Studierende der KJF Fachschule für Heilerziehungspflege und Heilerziehungspflegehilfe besuchten im Mai im Rahmen des Berufskundeunterrichts die Einrichtung des Samariterstifts Grafeneck. Die Studierenden hatten im Vorfeld projektorientiert über den Umgang mit Menschen mit Behinderung während der Zeit des Nationalsozialismus recherchiert.
Die Samariterstiftung bietet in dem ehemaligen Schloss Grafeneck etwa 70 Wohnplätze für Menschen mit Behinderung, dazu kommen noch Außenwohngruppen in den umliegenden Dörfern. Mit einem kleinen Biolandbetrieb und einer Werkstatt für behinderte Menschen in Münsingen bietet die Einrichtung ein umfassendes Betreuungsangebot.

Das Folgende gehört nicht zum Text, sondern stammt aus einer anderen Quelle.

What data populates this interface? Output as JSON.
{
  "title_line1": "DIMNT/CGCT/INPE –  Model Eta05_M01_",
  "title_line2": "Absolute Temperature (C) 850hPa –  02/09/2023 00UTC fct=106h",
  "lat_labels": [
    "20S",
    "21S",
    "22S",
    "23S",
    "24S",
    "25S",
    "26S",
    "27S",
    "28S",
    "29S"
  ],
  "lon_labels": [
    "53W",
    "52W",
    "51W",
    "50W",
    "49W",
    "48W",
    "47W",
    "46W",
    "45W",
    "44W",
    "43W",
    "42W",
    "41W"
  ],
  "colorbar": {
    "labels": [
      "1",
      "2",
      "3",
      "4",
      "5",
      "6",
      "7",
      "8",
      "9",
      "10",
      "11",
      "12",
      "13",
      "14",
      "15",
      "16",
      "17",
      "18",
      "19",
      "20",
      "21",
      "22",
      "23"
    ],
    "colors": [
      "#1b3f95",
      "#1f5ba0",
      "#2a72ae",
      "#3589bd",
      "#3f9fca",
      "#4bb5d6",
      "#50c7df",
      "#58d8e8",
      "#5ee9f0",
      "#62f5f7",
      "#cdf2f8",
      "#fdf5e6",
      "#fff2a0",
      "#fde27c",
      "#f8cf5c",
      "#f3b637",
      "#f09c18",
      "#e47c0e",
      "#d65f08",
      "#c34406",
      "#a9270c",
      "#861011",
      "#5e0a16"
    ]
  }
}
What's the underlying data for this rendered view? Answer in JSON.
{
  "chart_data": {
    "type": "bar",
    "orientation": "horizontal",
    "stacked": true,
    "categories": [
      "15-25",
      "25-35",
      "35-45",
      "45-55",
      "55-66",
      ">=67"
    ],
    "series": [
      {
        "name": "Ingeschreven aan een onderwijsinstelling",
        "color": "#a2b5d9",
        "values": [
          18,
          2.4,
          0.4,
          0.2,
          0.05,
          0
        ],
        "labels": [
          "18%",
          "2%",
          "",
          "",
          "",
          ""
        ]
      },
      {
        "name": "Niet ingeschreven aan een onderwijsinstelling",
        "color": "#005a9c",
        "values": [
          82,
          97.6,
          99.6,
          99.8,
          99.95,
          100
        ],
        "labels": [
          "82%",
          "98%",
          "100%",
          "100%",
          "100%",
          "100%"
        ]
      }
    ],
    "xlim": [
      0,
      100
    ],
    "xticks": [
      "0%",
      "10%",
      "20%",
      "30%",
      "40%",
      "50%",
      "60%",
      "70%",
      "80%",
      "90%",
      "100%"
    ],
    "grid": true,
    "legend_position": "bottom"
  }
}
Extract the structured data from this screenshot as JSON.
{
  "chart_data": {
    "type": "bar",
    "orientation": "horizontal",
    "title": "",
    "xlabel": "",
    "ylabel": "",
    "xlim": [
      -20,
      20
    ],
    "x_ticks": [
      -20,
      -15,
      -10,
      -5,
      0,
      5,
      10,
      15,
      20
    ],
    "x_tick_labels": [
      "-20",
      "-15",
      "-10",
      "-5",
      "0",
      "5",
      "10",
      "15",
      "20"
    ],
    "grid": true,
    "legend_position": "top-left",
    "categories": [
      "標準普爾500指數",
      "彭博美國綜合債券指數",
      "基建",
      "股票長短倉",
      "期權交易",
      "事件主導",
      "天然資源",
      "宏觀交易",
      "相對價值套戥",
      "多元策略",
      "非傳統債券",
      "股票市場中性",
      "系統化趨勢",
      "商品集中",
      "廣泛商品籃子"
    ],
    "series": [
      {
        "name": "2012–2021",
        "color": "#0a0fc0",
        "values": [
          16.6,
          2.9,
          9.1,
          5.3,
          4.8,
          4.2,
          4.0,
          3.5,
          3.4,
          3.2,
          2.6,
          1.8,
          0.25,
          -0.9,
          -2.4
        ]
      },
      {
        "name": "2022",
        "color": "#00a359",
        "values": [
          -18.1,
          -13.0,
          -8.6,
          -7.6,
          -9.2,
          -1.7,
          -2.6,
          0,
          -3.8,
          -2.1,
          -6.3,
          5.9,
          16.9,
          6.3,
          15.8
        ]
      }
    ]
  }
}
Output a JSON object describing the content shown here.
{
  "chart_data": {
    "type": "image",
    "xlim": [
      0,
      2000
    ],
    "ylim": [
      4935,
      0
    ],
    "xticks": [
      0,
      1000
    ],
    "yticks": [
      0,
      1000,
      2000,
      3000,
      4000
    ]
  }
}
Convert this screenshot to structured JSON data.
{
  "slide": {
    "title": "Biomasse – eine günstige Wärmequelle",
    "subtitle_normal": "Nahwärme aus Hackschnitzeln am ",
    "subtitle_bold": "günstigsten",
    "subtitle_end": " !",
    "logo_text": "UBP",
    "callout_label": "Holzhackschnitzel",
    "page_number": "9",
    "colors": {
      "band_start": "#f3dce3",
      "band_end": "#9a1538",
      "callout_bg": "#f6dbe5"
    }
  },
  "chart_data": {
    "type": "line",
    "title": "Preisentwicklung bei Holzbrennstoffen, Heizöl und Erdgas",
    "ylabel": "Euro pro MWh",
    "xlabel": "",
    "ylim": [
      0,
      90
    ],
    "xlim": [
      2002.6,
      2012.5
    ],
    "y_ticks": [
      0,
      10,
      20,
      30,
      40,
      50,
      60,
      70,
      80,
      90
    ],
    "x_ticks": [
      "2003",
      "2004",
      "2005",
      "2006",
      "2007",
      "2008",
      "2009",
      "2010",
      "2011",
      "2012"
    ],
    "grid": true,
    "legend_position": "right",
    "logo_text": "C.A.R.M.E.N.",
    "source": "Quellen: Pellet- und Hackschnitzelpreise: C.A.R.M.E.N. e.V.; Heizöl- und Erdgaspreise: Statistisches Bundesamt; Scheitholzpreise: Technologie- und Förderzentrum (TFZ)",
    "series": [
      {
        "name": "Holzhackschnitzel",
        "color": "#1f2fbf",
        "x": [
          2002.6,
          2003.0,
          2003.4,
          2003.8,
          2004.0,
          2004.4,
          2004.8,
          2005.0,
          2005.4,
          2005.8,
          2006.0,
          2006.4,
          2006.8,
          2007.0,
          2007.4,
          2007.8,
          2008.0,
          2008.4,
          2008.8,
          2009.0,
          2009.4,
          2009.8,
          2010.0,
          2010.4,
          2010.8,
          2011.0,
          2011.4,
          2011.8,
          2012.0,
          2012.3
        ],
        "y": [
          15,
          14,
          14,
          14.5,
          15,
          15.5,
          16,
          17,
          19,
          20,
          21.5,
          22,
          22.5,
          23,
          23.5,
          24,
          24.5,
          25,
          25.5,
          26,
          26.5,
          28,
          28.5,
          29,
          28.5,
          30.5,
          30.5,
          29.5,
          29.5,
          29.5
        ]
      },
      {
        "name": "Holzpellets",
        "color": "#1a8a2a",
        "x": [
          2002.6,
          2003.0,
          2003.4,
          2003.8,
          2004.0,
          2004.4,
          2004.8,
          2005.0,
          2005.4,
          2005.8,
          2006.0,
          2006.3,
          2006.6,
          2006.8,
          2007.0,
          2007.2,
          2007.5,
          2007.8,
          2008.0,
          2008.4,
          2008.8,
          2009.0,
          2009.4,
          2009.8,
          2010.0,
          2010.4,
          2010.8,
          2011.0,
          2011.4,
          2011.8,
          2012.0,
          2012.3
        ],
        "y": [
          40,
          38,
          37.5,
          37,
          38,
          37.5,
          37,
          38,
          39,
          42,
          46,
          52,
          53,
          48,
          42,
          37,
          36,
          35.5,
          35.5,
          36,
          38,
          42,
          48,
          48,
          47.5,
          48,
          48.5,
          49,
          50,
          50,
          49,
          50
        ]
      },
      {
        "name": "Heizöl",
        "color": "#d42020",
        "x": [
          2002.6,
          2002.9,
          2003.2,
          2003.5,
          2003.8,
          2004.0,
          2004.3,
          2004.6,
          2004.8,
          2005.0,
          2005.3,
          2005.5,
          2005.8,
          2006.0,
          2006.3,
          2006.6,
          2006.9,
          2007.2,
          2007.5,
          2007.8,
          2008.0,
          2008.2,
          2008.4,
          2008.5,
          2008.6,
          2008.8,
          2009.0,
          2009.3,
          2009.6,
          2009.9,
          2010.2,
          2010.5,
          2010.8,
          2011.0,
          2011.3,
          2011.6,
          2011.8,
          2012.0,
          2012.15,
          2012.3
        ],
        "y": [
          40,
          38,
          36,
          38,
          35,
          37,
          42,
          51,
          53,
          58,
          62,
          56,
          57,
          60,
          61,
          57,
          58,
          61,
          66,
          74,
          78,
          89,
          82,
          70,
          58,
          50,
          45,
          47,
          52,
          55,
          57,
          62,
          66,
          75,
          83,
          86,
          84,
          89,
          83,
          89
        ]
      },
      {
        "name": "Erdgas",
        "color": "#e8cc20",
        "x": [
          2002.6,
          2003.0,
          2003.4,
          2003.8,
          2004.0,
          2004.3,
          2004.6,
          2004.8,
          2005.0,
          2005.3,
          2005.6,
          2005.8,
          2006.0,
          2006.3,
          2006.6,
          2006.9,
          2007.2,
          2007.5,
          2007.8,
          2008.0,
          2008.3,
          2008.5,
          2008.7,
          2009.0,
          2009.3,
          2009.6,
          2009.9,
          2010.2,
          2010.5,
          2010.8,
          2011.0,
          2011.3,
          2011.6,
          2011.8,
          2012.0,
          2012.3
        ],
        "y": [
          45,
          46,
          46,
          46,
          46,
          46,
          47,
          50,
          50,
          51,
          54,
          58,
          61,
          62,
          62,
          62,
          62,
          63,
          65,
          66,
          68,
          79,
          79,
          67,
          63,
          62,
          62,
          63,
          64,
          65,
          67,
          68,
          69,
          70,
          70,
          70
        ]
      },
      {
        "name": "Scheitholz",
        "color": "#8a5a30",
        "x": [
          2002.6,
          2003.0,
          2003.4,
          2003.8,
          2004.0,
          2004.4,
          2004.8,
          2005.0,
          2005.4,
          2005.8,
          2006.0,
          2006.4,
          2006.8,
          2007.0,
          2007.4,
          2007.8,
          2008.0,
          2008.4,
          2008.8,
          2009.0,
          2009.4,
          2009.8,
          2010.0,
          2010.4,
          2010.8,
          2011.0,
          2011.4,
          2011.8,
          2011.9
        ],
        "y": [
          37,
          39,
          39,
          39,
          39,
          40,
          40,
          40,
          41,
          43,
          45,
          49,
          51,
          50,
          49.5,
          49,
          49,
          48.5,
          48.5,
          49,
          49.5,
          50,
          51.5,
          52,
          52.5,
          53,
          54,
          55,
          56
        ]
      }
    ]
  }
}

Heute ist Grafeneck „ein Ort des Lebens“, erzählt der Einrichtungsleiter. Aber das Schloss hat eine düstere Vergangenheit. Im Jahr 1929 wird das Schloss als „Krüppelheim” für etwa 110 Männer von der Samariterstiftung übernommen. Aber 1939 beginnt der Alptraum, die Einrichtung wird von den Nationalsozialisten beschlagnahmt und die Bewohner und Angestellten vertrieben. Auf Schloss Grafeneck startet unter strengster Geheimhaltung der Umbau der Einrichtung zu einer Tötungsanstalt für Menschen mit Behinderung. In der aggressiven und menschenverachtenden Propaganda der Nationalsozialisten wird die Bevölkerung gegen Menschen mit Behinderung, die als „Last für das Volk“ dargestellt werden, aufgehetzt. Auf Schloss Grafeneck beginnt die Vernichtungsmaschinerie. Behinderte Menschen aus verschiedenen Einrichtungen Süddeutschlands werden in der folgenden Zeit mit grauen Bussen nach Grafeneck umgesiedelt und mit Gas vergiftet. Die Einrichtung wird hinter hohen Mauern abgeschottet, um das Geschehen zu vertuschen. Durch die Aktion T4 werden 10.654 Menschen mit Behinderung allein in Grafeneck ermordet.
Nach Ende des Zweiten Weltkriegs beansprucht der Samariterbund das Schloss wieder für sich. Das Besondere an der Einrichtung ist ihr Umgang mit der Vergangenheit, die allgegenwärtige Auseinandersetzung mit der Zeit des Nationalsozialismus. In Grafeneck findet man ein eigens dafür gebautes Dokumentationszentrum. Ein kleiner Mauerteil der Gaskammer erinnert an den damaligen Standort. Ein Künstler hat 10.654 kleine Tonfiguren angefertigt. Zusätzlich wurde für die ermordeten Menschen mit Behinderung ein Gedenkort mit angrenzendem Friedhof errichtet. Ein Mahnmal für alle, nicht zu vergessen. Jeder neue Mitarbeiter und Bewohner wird über die Vergangenheit der Einrichtung informiert, die Bedeutsamkeit der Auseinandersetzung mit der Geschichte ist im Leben und Arbeiten präsent.
Die Studierenden der Heilerziehungspflege fuhren nach Grafeneck mit der Frage: Kann ein Ort mit einer so dunklen Vergangenheit heute Lebenswelt für Menschen mit Behinderung sein? In der Reflexion nach dem Besuch gab es nur eine Antwort: Ja! Nur durch kontinuierliche, lebendige Erinnerung an das Geschehene kann sichergestellt werden, dass solche Taten nie wieder geschehen können. Beim Rundgang erzählte ein jetziger Bewohner den Studierenden die Geschichte der Einrichtung mit seinen Worten und aus seiner Sicht. Diese Begegnung und der gesamte Informationstag haben die Studierenden sehr bewegt und ihnen gezeigt, wie wichtig die Auseinandersetzung mit dem Lebensrecht behinderter Menschen zu jeder Zeit ist und bleibt.